A non-impartial source isn't always malevolent. A white, upper-middle-class trust fund baby who doesn't really "need" to work and won't really "need" to either make some money writing or get a real job. and who loves literary fiction, might give the advice that an MFA program is the best move you could possibly make. They're not trying to trick you. It really is the best move....from their perspective. They're just a little biased towards their own situation and maybe a little clueless about how yours is different. Just like a single parent struggling to raise two kids under a mountain of debt might give you advice that you really should be in freelance writing or get a solid career going for a day job before you think about fiction.

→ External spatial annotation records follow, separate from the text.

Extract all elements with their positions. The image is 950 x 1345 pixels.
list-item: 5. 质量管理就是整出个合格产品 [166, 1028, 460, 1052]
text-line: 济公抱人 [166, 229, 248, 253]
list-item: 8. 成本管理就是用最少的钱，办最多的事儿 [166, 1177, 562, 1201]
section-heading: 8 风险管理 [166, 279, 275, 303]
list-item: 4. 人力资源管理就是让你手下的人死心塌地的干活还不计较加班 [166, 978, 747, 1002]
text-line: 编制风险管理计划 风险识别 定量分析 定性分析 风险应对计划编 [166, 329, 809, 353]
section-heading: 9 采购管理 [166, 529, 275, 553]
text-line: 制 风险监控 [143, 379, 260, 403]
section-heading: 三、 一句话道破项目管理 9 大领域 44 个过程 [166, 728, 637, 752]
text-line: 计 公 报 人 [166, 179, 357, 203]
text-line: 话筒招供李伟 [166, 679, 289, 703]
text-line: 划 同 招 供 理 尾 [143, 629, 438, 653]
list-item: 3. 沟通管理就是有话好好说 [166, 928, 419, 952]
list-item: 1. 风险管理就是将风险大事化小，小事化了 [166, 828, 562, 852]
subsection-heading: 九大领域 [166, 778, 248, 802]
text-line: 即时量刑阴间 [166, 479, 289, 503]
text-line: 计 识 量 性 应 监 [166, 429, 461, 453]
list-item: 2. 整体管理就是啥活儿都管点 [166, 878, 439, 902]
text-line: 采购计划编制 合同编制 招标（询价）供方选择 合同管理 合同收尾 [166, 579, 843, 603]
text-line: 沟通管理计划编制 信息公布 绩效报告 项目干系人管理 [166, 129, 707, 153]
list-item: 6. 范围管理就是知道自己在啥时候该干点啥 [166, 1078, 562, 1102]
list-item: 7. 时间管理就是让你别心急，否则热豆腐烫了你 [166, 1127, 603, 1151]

This is kind of like #2 up above, but is less about them giving advice to themselves as just not realizing their situation has biased them against giving advice to others.

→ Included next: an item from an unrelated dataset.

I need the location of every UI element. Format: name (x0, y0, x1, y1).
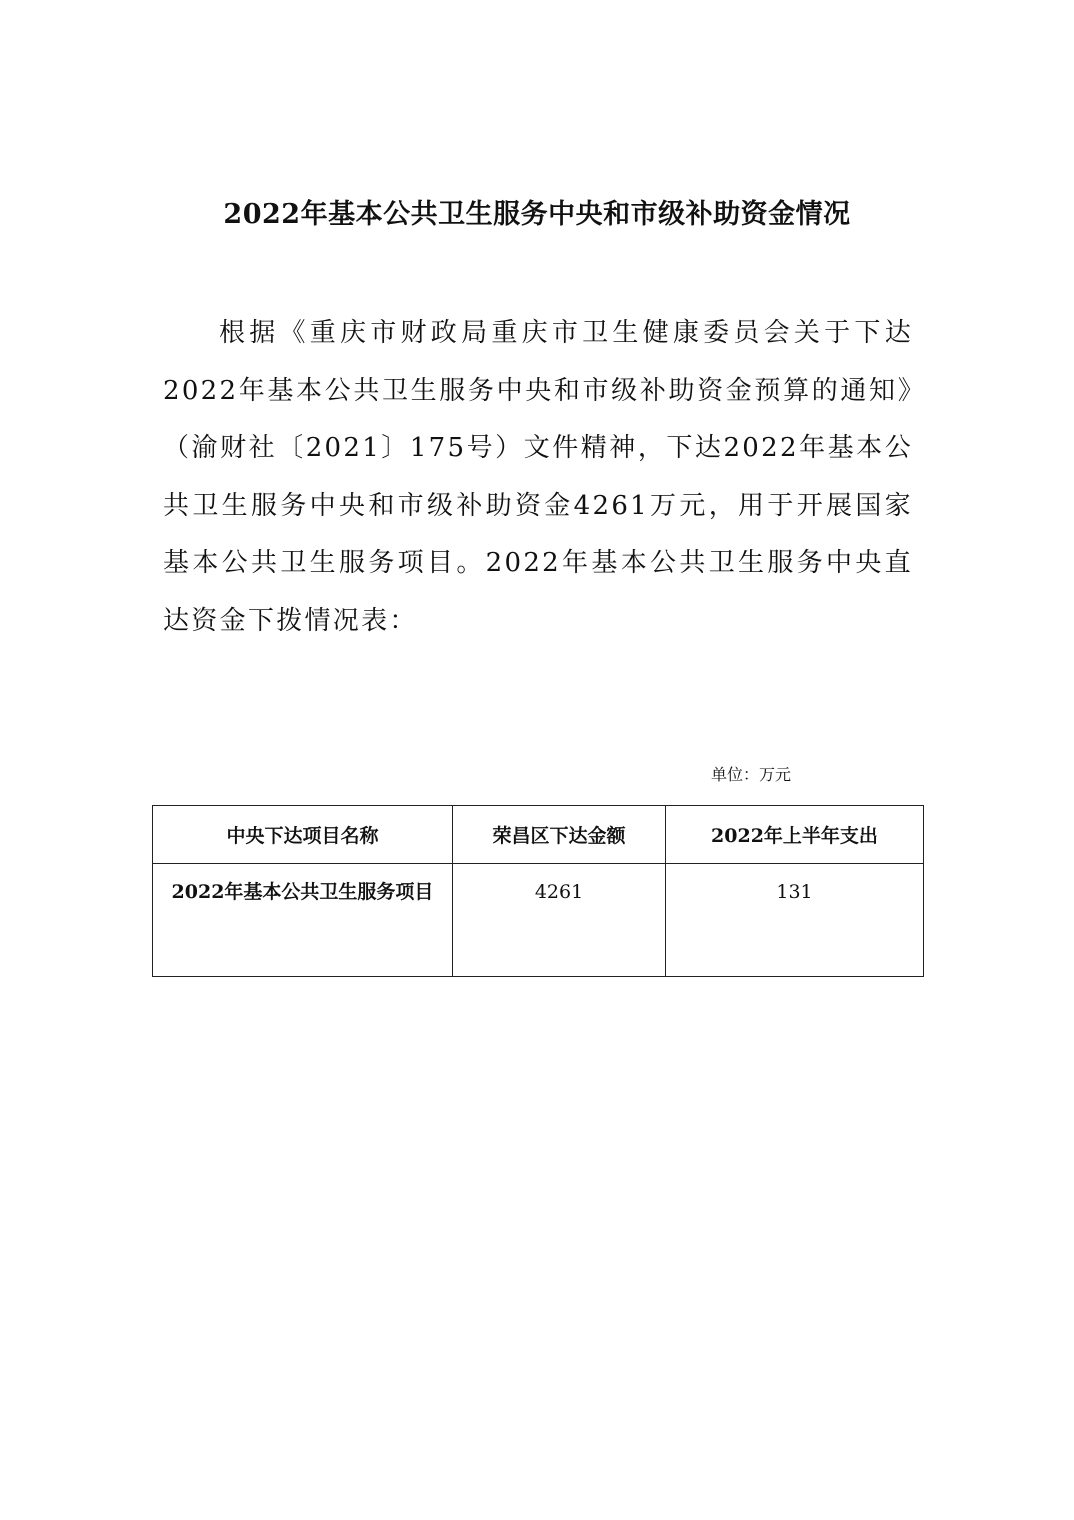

But there's a darker side to biased advice, and you can't afford to forget about it. You can't EVER afford to forget about it. Some people don't want you to succeed. And some people very much want you not to. They're out there. They exist. It sucks, but they do. They flat out want you to fail. They may not be as obvious as advising you to do something epically stupid, but they might have an awful lot to say about how difficult your journey will be if you do suchandsuch.

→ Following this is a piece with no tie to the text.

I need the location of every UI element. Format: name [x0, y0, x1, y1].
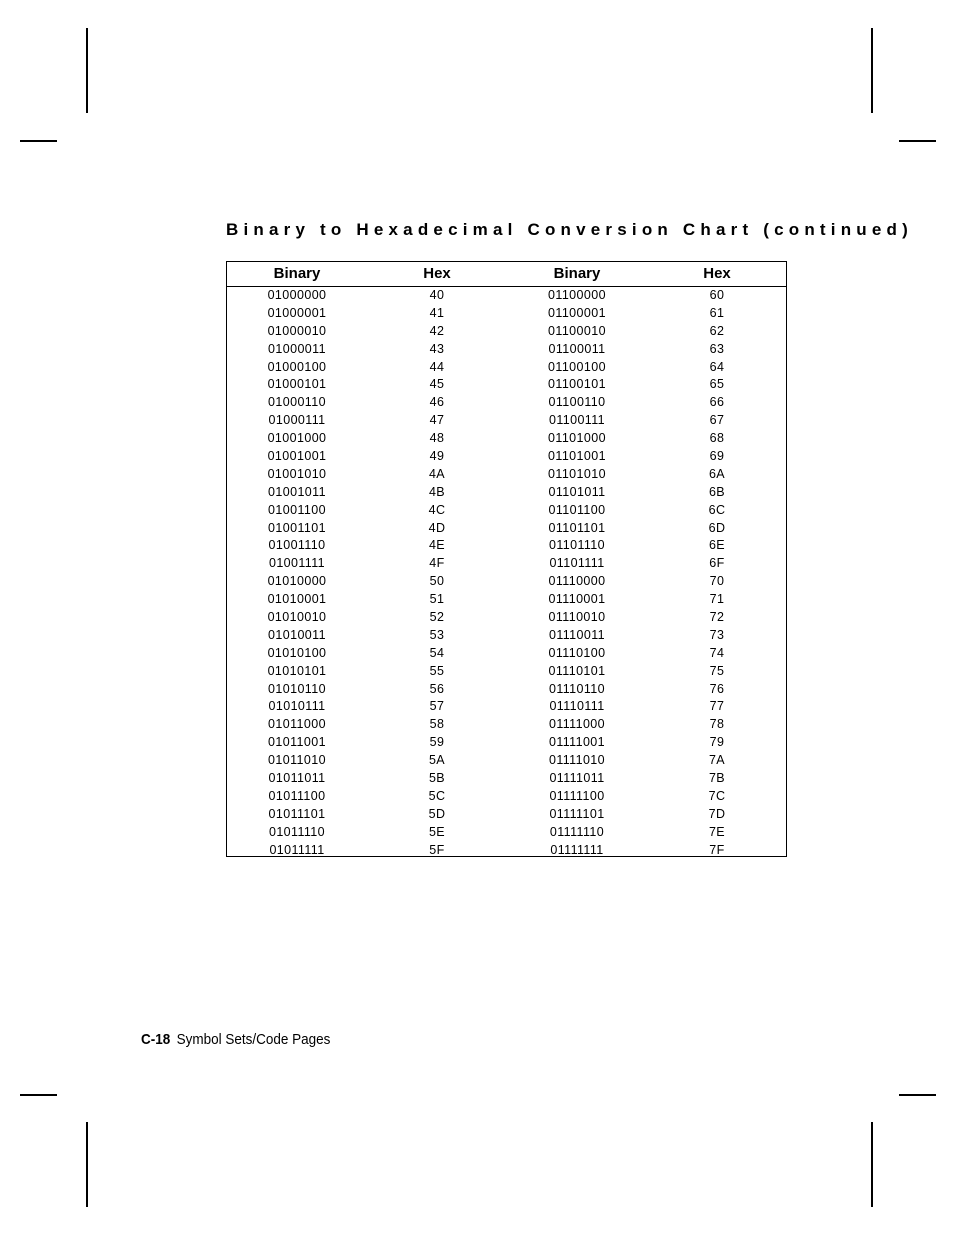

Their motivation may be something as broad and nebulous as them not wanting you to succeed in chasing your dream--because they gave up on theirs. Or it may be as specific as the fact that you will both be competing for the same fellowship next year. Usually it's somewhere in the middle--just someone who wanted to be a writer themselves trying to convince you the path is too hard (when what they're really doing is trying to assuage themselves that it wasn't their fault that they didn't make it). I would love to tell you that you live in a magical sugarcane world with melted chocolate rivers and gumdrop mountains and that no one ever intentionally gave someone shitty advice to sabotage them, but that's not the world we live in. And writing is not an endeavor exempt from petty jealousy and envy and a lot of people who will sharpen their knives against you if they see you starting to make headway that maybe they didn't work hard enough to achieve. Be careful when you consider advice from someone who might have a reason to see you fail--either an immediate and definite reason or a deep psychological itch.
If your advice passes muster in these categories and you're still reluctant to pay attention, you might be ignoring good advice. I've seen a lot of people blow off some of the best writing advice out there because they are are rationalizing their excuses or looking for justification to do whatever they wanted to in the first place. (For example, I regularly encounter writers who don't particularly feel the need to write every single day because "then it becomes a "like a job," who then turn right around and wonder why they aren't able to make a career out of their writing.) If your advice comes from a knowledgeable, unbiased source, it is tailored to you (or flexible enough that it could be) and isn't outdated, you should probably pay attention. It might be the rare nugget of good advice we writers actually get.